On to Thursday. Overnight the Covid level for the overall Coastal Region of Slovenia had changed to Red, although the number of cases in Piran still remained very low. Now masks were required everywhere other than on the water, and a curfew was imposed from nine o'clock to six in the morning. Ollie had just enough time to make adjustments to boomspans to reflect a new Class Rules interpretation between the end of the curfew and the sailors launching! The hotels in Portoroz, other than the one hosting the teams, were being closed. Three races for the girls and two for the boys - final day of qualifying before splitting into Gold, Silver and Bronze. Thankfully, a little bit more breeze, and the sailors were sitting on the side rather than in the boat! Santi's results were down a little with a 16th and a fifth leaving him as fourth European. With him in Gold was Charlie Gatehouse, while Thomas Kelsall slipped down into Silver. For the girls, Emma Breese had her best result so far, a 14th, and would race in Silver with Ellie and Gwen.

On Friday no-one expected that this would be the last day of racing. More wind was forecast, but arrived with a mist which seemed to bring it down a few knots. In Boys Gold, a big shift turned the race around, allowing the sixth placed Austrian to gain the win and jump to second European behind Italian Adriano Quanti Quan. Santi was now sailing his discard race, but recovered to 31st, two behind Charlie Gatehouse. Thankfully, most of the event leaders were in the same part of the course and, with a better 'worst result' in qualifying, he jumped past two Spaniards into European Bronze. Thomas Kelsall was mid-fleet in Silver. For the girls, Emma Breese and Gwen Sargent were delighted to finish eighth and tenth on the water, only to find they were over early. Ellie Creighton was 23rd. Boys Bronze didn't race as the wind died away.

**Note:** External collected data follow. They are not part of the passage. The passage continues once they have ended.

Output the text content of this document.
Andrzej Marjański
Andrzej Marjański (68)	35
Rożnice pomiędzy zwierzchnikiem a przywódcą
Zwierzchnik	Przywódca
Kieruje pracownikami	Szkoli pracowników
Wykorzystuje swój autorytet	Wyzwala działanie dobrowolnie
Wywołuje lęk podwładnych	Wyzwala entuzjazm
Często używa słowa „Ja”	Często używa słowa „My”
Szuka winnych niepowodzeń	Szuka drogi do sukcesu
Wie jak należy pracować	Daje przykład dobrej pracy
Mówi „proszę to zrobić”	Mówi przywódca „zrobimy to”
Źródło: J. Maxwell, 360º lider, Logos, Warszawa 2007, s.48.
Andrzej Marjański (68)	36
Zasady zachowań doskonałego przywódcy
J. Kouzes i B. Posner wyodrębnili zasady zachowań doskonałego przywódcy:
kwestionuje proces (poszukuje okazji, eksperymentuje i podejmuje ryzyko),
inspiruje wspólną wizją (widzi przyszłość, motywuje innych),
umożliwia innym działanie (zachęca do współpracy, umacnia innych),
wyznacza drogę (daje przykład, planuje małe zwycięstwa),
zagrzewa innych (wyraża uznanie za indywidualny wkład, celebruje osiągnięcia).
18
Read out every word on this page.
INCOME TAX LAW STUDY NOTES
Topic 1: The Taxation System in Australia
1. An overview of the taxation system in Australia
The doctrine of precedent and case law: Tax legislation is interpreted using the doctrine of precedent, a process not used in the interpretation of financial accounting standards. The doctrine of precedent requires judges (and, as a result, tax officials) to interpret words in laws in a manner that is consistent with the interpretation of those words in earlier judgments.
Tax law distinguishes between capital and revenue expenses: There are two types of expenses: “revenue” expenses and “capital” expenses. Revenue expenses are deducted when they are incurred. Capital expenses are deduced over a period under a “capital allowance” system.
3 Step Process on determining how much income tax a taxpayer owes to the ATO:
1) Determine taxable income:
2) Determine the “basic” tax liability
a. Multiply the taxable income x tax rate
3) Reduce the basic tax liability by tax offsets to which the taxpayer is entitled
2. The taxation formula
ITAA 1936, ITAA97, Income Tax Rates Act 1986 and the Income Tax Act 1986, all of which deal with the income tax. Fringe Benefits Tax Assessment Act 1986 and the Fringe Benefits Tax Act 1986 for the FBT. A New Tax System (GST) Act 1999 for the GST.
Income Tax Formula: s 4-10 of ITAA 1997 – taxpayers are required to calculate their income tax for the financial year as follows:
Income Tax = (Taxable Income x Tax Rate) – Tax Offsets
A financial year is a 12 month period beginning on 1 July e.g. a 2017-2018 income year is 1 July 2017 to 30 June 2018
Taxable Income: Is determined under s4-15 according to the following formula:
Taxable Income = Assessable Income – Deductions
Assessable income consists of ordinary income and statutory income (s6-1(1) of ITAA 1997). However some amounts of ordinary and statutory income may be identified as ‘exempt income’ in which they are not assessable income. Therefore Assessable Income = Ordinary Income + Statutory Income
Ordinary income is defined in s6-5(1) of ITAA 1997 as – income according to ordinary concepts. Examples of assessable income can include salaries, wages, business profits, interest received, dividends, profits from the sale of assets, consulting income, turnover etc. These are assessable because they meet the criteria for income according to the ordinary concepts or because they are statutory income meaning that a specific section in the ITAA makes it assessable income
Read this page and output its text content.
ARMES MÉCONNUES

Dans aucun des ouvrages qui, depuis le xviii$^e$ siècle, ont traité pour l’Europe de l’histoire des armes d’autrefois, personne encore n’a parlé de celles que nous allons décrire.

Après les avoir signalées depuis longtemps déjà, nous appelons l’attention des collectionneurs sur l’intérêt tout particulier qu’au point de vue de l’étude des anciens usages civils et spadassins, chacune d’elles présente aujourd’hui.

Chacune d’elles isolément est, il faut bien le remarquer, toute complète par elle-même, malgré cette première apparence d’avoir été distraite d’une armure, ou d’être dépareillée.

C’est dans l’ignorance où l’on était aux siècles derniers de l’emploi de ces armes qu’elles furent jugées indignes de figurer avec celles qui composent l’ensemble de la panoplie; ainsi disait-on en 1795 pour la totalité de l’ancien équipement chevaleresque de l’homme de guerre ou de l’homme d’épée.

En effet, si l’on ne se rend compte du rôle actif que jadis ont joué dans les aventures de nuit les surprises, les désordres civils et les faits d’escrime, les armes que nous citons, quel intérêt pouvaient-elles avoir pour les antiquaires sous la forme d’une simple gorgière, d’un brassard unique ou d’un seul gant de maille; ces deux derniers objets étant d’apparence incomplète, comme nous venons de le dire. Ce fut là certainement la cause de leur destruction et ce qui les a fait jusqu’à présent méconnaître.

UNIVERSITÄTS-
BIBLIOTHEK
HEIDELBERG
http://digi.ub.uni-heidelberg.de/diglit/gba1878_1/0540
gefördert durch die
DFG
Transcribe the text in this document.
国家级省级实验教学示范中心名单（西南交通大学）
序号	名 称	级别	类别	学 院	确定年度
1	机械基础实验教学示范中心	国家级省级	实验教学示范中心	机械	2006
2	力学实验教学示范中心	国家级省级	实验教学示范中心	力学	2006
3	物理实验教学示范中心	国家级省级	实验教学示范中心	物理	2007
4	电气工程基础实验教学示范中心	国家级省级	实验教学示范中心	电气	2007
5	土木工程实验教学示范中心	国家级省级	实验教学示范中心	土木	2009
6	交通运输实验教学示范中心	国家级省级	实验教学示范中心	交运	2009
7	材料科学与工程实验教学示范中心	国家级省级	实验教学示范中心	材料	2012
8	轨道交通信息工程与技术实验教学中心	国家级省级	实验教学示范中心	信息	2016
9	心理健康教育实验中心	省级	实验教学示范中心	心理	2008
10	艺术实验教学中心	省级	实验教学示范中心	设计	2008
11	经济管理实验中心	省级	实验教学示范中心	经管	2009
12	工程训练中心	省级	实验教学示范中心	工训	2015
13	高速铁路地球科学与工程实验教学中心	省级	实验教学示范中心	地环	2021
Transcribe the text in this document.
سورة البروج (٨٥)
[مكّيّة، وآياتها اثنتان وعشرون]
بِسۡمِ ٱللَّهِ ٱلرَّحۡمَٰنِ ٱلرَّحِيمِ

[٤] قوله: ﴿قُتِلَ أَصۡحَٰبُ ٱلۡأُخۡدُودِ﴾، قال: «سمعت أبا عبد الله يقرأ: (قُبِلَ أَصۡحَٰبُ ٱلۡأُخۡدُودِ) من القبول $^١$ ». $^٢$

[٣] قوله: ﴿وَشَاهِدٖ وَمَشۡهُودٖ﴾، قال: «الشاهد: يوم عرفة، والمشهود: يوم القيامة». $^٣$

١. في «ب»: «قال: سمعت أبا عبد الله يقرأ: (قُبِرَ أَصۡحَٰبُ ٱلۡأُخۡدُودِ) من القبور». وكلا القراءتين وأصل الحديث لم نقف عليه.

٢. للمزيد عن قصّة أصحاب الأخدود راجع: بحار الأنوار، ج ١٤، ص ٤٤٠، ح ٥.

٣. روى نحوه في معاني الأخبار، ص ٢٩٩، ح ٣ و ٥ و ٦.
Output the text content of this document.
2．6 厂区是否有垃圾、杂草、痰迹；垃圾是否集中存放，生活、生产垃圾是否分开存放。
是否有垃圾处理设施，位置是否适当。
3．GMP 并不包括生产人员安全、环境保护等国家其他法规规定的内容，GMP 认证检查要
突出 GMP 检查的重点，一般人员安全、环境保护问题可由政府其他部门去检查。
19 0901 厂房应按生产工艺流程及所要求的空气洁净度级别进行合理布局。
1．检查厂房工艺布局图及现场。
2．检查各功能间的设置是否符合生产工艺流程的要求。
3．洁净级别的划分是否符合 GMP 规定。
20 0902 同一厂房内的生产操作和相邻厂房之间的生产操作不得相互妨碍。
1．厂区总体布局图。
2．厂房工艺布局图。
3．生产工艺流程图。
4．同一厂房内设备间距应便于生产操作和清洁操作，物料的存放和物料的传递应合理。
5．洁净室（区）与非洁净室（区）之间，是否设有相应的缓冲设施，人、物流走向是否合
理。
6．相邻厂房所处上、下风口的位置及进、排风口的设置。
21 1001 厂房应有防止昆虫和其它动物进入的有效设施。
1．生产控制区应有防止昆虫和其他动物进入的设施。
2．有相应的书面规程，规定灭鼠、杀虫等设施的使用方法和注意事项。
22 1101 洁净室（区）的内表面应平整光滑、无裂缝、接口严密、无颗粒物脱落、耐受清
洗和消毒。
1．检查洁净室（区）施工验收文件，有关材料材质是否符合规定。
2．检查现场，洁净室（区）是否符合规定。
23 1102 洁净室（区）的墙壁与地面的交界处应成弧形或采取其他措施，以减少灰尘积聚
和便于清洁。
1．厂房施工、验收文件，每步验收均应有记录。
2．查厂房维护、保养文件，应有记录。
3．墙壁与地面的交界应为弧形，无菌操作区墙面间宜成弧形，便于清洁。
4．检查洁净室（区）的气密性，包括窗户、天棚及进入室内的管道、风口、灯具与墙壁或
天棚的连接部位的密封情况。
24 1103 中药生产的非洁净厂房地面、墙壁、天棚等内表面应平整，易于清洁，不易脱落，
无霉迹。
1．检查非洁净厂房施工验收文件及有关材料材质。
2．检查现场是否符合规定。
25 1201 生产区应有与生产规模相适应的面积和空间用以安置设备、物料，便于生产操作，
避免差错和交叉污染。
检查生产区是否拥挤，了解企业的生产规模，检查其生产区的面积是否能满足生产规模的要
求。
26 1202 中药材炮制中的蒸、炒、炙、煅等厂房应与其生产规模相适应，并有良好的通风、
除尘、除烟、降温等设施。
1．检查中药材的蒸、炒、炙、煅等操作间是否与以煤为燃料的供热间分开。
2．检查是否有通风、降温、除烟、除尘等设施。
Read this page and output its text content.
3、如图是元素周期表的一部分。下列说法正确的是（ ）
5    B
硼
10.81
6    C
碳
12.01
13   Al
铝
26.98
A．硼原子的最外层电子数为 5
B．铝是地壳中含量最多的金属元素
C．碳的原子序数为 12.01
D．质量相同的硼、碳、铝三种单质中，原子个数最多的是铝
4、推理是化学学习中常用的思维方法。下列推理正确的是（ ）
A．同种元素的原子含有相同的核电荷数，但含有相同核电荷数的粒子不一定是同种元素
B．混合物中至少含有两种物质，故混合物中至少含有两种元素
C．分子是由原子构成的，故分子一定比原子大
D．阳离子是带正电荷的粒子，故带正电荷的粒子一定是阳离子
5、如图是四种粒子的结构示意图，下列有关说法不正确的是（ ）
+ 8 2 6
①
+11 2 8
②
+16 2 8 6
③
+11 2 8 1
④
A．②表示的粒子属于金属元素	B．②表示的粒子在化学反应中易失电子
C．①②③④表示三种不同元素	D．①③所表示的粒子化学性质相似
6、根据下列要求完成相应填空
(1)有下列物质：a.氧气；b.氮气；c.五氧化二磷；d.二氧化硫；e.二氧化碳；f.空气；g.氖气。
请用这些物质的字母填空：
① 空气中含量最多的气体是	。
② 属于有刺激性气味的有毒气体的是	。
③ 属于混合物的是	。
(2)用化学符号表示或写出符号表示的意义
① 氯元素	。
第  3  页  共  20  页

The Health Ministry site inspection was still going on as the fleet came ashore. The event passed successfully, but was then told that due to the general situation it had been decided that all sports events had to close. And that was that! Rather than racing Saturday was spent packing up and seeing a little of the sights locally. And eating ice-cream, of course.

So on Friday evening coach Ollie escorted Santi Sesto-Cosby to the prize-giving where he took to the podium, the first British boy so do so since David Evans in 2000, and Nick Thompson in 1999. A fantastic result!

None of it would have been possible without the truly fantastic courage, determination and hard work of the host club, the International Optimist Class Association and the support of World Sailing. And closer to home the hard work by sailors, their parents and their coaches to pull a team together in a situation that required more from their friendship, trust and positive attitude than would ever normally be the case. It enabled the sailors to be part of something truly wonderful, with memories and stories to tell for years to come.